Also referred to as water baths or water oven, sous vide basically means “under vacuum” in French which involves placing food in vacuum-sealed pouches inside a water bath at a precise temperature. Temperature stability is vital when it comes to choosing the machine because cooking temperatures can vary from several degrees to as small as 0.1°C therefore you want to know how quickly a machine can bring water back up to temperature when cold food goes in. There are two types of sous-vide machines that users can choose from:
SOUS-VIDE WATER BATH
A self-contained temperature controller and heater with a set water bath, it tends to be bulkier and more expensive. The built-in bath size also means limited options in terms of container size thus larger amounts of food have to be cooked in numerous rounds and can be less precise than immersion circulators. However, it is good enough for a smaller restaurant that offers sous-vide dishes occasionally. It is easy to use as natural circulation is achieved when the base silicone heating element transmits heat evenly to the water within. Warm water will rise to the top as the cooler water sinks to the bottom and mixes both hot and cold to create the circulation. The natural circulation ensures all the water and food in the bath reaches the same temperature without any hot or cold spots. Look for one equipped with a stainless steel rack to hold food pouches for even heat distribution and also keep them from floating upwards.

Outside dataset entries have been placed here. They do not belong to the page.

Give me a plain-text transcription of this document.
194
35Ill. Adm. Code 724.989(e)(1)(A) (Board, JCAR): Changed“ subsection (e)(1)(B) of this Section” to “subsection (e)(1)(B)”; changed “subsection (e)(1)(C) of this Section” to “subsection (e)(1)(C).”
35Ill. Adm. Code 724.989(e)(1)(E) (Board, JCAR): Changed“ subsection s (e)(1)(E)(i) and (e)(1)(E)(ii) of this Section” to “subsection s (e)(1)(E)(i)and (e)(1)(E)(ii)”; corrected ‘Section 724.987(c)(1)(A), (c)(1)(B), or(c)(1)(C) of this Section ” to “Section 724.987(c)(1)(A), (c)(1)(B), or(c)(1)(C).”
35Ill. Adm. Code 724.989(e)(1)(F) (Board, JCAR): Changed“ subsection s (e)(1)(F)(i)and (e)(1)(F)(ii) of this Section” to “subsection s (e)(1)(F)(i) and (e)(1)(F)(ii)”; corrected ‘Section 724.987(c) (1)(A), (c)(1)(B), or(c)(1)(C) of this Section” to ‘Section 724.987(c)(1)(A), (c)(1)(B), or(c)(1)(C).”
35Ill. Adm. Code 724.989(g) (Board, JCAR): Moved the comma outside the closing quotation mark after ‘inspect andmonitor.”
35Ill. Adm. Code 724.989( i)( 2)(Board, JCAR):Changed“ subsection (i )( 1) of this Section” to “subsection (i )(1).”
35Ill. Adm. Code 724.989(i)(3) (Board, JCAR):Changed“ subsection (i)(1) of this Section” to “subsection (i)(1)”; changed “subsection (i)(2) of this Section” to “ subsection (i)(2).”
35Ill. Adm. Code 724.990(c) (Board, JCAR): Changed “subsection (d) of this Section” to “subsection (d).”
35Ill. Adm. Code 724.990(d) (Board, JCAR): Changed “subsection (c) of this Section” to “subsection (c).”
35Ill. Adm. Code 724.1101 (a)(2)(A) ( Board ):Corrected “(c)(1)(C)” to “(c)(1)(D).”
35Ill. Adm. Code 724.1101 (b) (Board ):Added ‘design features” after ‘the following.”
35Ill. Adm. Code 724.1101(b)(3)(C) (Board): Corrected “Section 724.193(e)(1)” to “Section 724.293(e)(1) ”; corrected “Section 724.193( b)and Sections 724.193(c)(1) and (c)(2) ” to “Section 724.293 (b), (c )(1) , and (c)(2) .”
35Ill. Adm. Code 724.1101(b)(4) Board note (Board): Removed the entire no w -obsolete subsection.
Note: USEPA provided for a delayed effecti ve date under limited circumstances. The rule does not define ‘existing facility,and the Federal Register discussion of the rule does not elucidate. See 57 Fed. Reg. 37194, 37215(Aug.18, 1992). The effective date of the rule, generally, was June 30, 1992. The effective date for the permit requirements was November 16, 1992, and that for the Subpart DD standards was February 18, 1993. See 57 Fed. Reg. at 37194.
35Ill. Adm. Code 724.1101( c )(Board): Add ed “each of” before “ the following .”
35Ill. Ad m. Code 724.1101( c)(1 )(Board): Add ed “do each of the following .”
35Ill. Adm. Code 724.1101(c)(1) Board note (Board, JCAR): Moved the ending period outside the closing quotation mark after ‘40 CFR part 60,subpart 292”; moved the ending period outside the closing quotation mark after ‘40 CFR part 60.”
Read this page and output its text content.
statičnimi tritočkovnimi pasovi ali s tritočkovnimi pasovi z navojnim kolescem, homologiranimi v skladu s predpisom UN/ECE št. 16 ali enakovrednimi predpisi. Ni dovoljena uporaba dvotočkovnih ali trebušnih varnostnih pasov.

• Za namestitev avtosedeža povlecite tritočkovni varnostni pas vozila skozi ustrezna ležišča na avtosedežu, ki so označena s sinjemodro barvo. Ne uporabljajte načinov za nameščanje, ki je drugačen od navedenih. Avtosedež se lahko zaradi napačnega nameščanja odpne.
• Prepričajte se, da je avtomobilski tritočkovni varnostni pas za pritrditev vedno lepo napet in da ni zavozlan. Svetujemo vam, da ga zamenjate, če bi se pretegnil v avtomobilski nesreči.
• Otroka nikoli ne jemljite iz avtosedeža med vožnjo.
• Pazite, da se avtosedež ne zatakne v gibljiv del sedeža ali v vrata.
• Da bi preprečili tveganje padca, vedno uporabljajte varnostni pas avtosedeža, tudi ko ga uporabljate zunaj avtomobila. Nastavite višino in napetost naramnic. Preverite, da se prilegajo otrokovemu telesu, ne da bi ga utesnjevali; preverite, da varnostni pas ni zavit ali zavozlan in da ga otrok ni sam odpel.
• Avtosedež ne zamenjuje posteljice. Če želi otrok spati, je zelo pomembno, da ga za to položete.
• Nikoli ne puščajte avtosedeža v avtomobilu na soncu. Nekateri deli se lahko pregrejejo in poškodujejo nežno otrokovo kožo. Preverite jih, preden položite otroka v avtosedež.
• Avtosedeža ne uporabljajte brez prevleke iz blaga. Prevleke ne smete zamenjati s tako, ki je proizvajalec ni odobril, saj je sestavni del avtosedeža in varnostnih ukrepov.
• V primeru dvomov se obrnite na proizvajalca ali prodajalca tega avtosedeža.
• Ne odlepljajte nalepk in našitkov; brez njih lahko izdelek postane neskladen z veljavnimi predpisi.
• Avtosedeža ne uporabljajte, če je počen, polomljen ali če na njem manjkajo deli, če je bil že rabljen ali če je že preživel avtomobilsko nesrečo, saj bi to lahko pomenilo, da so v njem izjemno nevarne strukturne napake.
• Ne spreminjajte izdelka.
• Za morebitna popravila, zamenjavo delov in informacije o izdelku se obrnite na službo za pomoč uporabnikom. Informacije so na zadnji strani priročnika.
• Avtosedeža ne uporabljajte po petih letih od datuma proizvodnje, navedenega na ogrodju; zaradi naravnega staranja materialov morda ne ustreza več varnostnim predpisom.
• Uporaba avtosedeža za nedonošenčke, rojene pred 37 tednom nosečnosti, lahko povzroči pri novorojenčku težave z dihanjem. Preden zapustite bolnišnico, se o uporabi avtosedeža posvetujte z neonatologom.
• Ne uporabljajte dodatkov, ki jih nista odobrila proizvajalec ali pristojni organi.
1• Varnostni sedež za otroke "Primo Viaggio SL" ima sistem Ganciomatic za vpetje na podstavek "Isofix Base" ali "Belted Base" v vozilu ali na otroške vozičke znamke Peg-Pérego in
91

If you need very consistent temperature, this option might work out well because it consists of a heating element and a water pump that combine to heat and circulate the water thus keeping the temperature steady. In addition, the water pump works to ensure even heating of water so that hot and cold spots are eliminated. Many go for this option because the small unit can be used with almost any type of container; stock pots if there are plenty of pouches of food, even plastic tubs for small amounts. This results in saving energy costs and speeding up the heating process. Temperature stability has been found to be the best, regularly able to keep to within 1°C and some even more stable.
TIPS & ADVICE
Senior Sous Chef, Tanzini
“Look for the 3Cs. Compatibility with your mise en place, menu and kitchen space. Cost is of course a factor; you would not want to invest in an extremely pricey one if you do not use it regularly enough. Credibility is also important; especially after-sales service. My personal additional criteria would be user-friendliness and how well it can withstand the way our kitchen “abuses technology”.